Monday, February 13, 2006


The Wedge: Who's Splitting Who?

These days, it seems as though you can't open a paper or watch the television news without hearing some pulpit-pounding creationist or intelligent design activist declare that real Christians must decide between the Bible and evolution.

Here in Kansas, for example, school board chair Steve Abrams told a group of fundamentalist Christians that “[a]t some point in time, if you compare evolution and the Bible, you have to decide which one you believe. That’s the bottom line.”

Believers in God and evolution, according to these fundamentalists, are either atheists in disguise or theologically confused.

We're not quite sure who put the holier-than-thou crowd in charge of passing judgement on the beliefs of others, but its now clear that many Christians have grown tired of having their faith challenged -- some would say demeaned -- by those whose own faith is so fragile they find themselves compelled to demand that science be redefined in order to affirm their own peculiar set of beliefs.

Now, however, we have two significant indications that the bible beaters, despite their claims to the contrary, speak only for a narrow subset of religious believers.

The first intimation that the overweening arrogance of the fundamentalist right is beginning to grate on other Christians is the success of the Clergy Letter Project. To date, over 10,000 clergy members have signed a statement affirming that evolution is not incompatible with the Bible.

"We believe that the theory of evolution is a foundational scientific truth, one that has stood up to rigorous scrutiny and upon which much of human knowledge and achievement rests," the letter reads.

"To reject this truth or to treat it as 'one theory among others' is to deliberately embrace scientific ignorance and transmit such ignorance to our children."

The second important development, is the growing impact of Evolution Sunday, which was celebrated in more than 400 churches around the country yesterday, marking the 197th anniversary of Darwin's birthday.

"I don't think there's a conflict between scientific discovery and what's going on in Scriptures," says Rev. Timothy Dombek, rector of St. James Episcopal Church in Greenville, N.C. whose church took part in Evolution Sunday. "I think we're speaking of two different things, two different kinds of truths, and one doesn't negate the other."

Evolution Sunday was so successful, and poses such a serious challenge to the intelligent design movement's "Wedge" strategy of branding all supporters of science education as atheists, that the Discovery Institute's Evolution News and Views blog was forced to respond to it:
“Evolution Sunday is the height of hypocrisy,” says Bruce Chapman, president of Discovery Institute. “Why do Darwinists think it is not okay for people to criticize Darwin on religious grounds, but it is just fine to defend him on religious grounds?”
As all RSR readers are aware, "Darwinists" have no problem with people criticizing evolution.
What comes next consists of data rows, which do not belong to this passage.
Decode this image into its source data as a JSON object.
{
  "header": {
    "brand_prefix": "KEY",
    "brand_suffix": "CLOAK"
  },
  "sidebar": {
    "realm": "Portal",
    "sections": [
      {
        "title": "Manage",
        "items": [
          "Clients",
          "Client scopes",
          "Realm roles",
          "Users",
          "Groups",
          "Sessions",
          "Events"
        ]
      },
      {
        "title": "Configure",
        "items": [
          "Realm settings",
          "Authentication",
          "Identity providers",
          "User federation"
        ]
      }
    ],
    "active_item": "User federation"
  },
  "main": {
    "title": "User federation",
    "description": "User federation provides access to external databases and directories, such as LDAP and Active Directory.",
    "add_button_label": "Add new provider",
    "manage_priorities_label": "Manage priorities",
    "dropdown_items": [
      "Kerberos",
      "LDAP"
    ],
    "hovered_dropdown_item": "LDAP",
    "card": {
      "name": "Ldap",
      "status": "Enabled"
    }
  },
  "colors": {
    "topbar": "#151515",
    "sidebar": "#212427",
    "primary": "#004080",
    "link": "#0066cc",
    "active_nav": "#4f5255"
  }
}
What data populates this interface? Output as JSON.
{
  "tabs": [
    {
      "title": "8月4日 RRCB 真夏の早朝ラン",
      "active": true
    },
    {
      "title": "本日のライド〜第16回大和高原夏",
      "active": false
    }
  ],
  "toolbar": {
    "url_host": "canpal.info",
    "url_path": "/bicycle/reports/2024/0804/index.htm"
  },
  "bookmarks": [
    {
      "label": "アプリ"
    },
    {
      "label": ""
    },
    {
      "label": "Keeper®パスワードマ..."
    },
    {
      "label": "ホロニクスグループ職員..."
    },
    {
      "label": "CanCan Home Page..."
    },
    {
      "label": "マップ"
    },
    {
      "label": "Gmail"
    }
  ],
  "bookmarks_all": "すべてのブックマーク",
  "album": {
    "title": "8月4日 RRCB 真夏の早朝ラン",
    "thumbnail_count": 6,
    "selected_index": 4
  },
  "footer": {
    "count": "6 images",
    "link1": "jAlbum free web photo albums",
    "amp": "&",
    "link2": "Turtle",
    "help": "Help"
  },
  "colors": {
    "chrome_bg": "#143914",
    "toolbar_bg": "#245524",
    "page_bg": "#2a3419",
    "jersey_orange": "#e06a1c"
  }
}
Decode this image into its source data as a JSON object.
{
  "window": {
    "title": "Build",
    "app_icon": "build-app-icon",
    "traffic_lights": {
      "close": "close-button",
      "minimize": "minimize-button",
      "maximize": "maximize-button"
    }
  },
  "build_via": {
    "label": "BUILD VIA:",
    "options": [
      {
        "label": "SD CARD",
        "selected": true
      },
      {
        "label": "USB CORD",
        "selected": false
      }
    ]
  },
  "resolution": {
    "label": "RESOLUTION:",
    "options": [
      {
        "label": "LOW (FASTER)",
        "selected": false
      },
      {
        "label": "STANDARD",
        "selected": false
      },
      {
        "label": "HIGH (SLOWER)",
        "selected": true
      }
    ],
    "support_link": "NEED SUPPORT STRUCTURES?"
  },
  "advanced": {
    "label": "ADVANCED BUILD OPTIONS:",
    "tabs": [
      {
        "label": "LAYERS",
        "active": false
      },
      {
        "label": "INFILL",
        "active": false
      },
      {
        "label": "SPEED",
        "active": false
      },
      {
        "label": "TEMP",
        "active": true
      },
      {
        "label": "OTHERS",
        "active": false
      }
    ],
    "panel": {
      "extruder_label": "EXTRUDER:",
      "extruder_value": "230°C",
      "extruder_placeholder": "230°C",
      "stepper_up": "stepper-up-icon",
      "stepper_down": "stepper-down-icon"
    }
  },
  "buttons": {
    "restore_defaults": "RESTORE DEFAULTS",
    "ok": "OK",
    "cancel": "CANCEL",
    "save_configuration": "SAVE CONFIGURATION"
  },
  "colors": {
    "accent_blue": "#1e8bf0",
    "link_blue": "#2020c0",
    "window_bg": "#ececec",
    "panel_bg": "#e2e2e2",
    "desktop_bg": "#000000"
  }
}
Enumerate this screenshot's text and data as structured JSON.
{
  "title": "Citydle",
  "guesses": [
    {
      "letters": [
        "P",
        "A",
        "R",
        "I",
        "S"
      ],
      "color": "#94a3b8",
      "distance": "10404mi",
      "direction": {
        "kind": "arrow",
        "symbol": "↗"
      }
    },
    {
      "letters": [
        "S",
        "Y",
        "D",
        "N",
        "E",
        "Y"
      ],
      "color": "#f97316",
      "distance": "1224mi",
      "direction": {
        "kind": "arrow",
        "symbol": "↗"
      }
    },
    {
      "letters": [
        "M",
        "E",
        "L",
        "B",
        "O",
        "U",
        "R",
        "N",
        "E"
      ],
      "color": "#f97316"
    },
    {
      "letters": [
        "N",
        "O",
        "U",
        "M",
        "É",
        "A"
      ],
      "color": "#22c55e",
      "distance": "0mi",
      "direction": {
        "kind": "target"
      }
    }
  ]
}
We just don't want religion taught as science to school children. Chapman has made a very highly paid career out of criticizing evolution on religious grounds, and, so far as we're aware, no one has made any effort at all to stop him.

It is the biblical literalists, of both the creationist and intelligent design species, who have a problem -- a big one -- with Christians who accept the fact of evolution.

Moderate Kansas School Board member Carol Rupe, a good church-going Episcopalian, for example, has been branded as an atheist because she opposes introducing intelligent design into the curriculum. Rupe says of her experience:

"There has been the implication that those of us who want the true science standards taught must be atheists, because otherwise we wouldn't want that. But the whole idea that you can't be a person of faith and want good science is just ridiculous."

Likewise, in Dover, moderate school board member, physics teacher, and Kitzmiller plaintiff Brian Rehm, who is also a Bible school teacher, was labeled "an atheist" because he opposed efforts to introduce intelligent design into the curriculum there.

If intelligent design activists were just a bit wiser, they'd be more worried about Chapman's tendency to get things backwards. That's because the sharp edge of their wedge strategy may be pointed not at science but intelligent design itself. ID's wedge was designed to split Christians off from science. Instead, it appears to be splitting fundamentalists from mainstream Christians.